Status: Needs review » Reviewed & tested by the community

> The sort order is always consistent/deterministic.

This is not true. http://www.postgresql.org/docs/9.1/static/queries-order.html says "The actual order in that case will depend on the scan and join plan types and the order on disk, but it must not be relied on" but we do not care:

> Typically, the order usually doesn't matter, except when running tests.

Correct. The actual import is stateless between rows so whatever order we get the rows, that's all fine. The test uses an order for simpler code but the actual import does not.

Status: Reviewed & tested by the community » Needs work

The last submitted patch, 64: 2613878-hash_source_keys-64.patch, failed testing.

Status: Needs review » Needs work

The last submitted patch, 67: 2613878-hash_source_keys-66.patch, failed testing.

edysmp’s picture

chx’s picture

Status: Needs review » Reviewed & tested by the community

Thanks.

alexpott’s picture

Status: Reviewed & tested by the community » Fixed

Committed da55f60 and pushed to 8.0.x and 8.1.x. Thanks! I committed this to both branches as this is bug and although there is API change here - it is small and migrate is experimental.

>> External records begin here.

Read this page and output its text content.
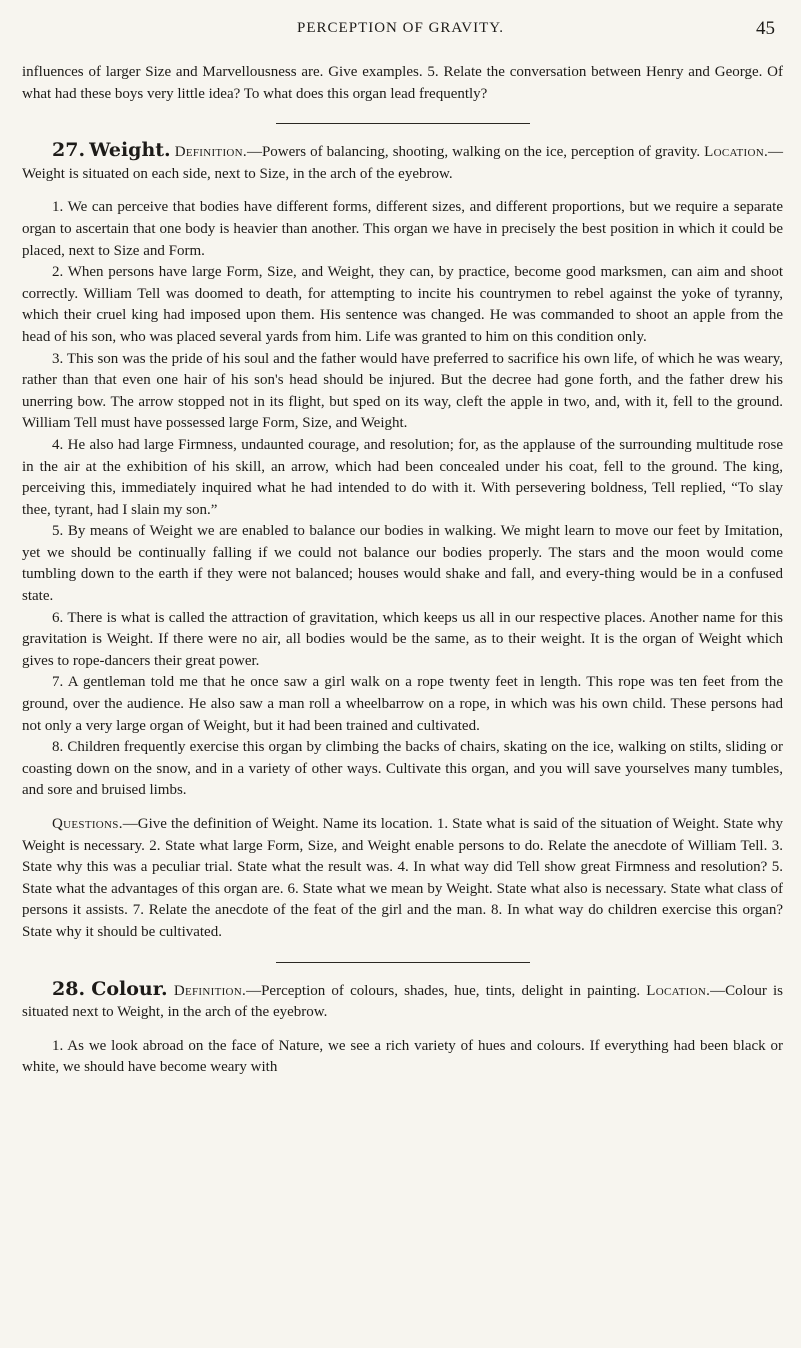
PERCEPTION OF GRAVITY.	45

influences of larger Size and Marvellousness are. Give examples. 5. Relate the conversation between Henry and George. Of what had these boys very little idea? To what does this organ lead frequently?

27. Weight. Definition.—Powers of balancing, shooting, walking on the ice, perception of gravity. Location.—Weight is situated on each side, next to Size, in the arch of the eyebrow.

1. We can perceive that bodies have different forms, different sizes, and different proportions, but we require a separate organ to ascertain that one body is heavier than another. This organ we have in precisely the best position in which it could be placed, next to Size and Form.

2. When persons have large Form, Size, and Weight, they can, by practice, become good marksmen, can aim and shoot correctly. William Tell was doomed to death, for attempting to incite his countrymen to rebel against the yoke of tyranny, which their cruel king had imposed upon them. His sentence was changed. He was commanded to shoot an apple from the head of his son, who was placed several yards from him. Life was granted to him on this condition only.

3. This son was the pride of his soul and the father would have preferred to sacrifice his own life, of which he was weary, rather than that even one hair of his son's head should be injured. But the decree had gone forth, and the father drew his unerring bow. The arrow stopped not in its flight, but sped on its way, cleft the apple in two, and, with it, fell to the ground. William Tell must have possessed large Form, Size, and Weight.

4. He also had large Firmness, undaunted courage, and resolution; for, as the applause of the surrounding multitude rose in the air at the exhibition of his skill, an arrow, which had been concealed under his coat, fell to the ground. The king, perceiving this, immediately inquired what he had intended to do with it. With persevering boldness, Tell replied, “To slay thee, tyrant, had I slain my son.”

5. By means of Weight we are enabled to balance our bodies in walking. We might learn to move our feet by Imitation, yet we should be continually falling if we could not balance our bodies properly. The stars and the moon would come tumbling down to the earth if they were not balanced; houses would shake and fall, and every-thing would be in a confused state.

6. There is what is called the attraction of gravitation, which keeps us all in our respective places. Another name for this gravitation is Weight. If there were no air, all bodies would be the same, as to their weight. It is the organ of Weight which gives to rope-dancers their great power.

7. A gentleman told me that he once saw a girl walk on a rope twenty feet in length. This rope was ten feet from the ground, over the audience. He also saw a man roll a wheelbarrow on a rope, in which was his own child. These persons had not only a very large organ of Weight, but it had been trained and cultivated.

8. Children frequently exercise this organ by climbing the backs of chairs, skating on the ice, walking on stilts, sliding or coasting down on the snow, and in a variety of other ways. Cultivate this organ, and you will save yourselves many tumbles, and sore and bruised limbs.

Questions.—Give the definition of Weight. Name its location. 1. State what is said of the situation of Weight. State why Weight is necessary. 2. State what large Form, Size, and Weight enable persons to do. Relate the anecdote of William Tell. 3. State why this was a peculiar trial. State what the result was. 4. In what way did Tell show great Firmness and resolution? 5. State what the advantages of this organ are. 6. State what we mean by Weight. State what also is necessary. State what class of persons it assists. 7. Relate the anecdote of the feat of the girl and the man. 8. In what way do children exercise this organ? State why it should be cultivated.

28. Colour. Definition.—Perception of colours, shades, hue, tints, delight in painting. Location.—Colour is situated next to Weight, in the arch of the eyebrow.

1. As we look abroad on the face of Nature, we see a rich variety of hues and colours. If everything had been black or white, we should have become weary with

  • alexpott committed bd71f24 on 8.1.x
    Issue #2613878 by edysmp, heddn, Adita, Lord_of_Codes, jian he, chx,...

  • alexpott committed da55f60 on 8.0.x
    Issue #2613878 by edysmp, heddn, Adita, Lord_of_Codes, jian he, chx,...
davidwbarratt’s picture

This issue introduced a critical issue. :(
#2679797: Migration migrate_update_8009 for source hash

Status: Fixed » Closed (fixed)

Automatically closed - issue fixed for 2 weeks with no activity.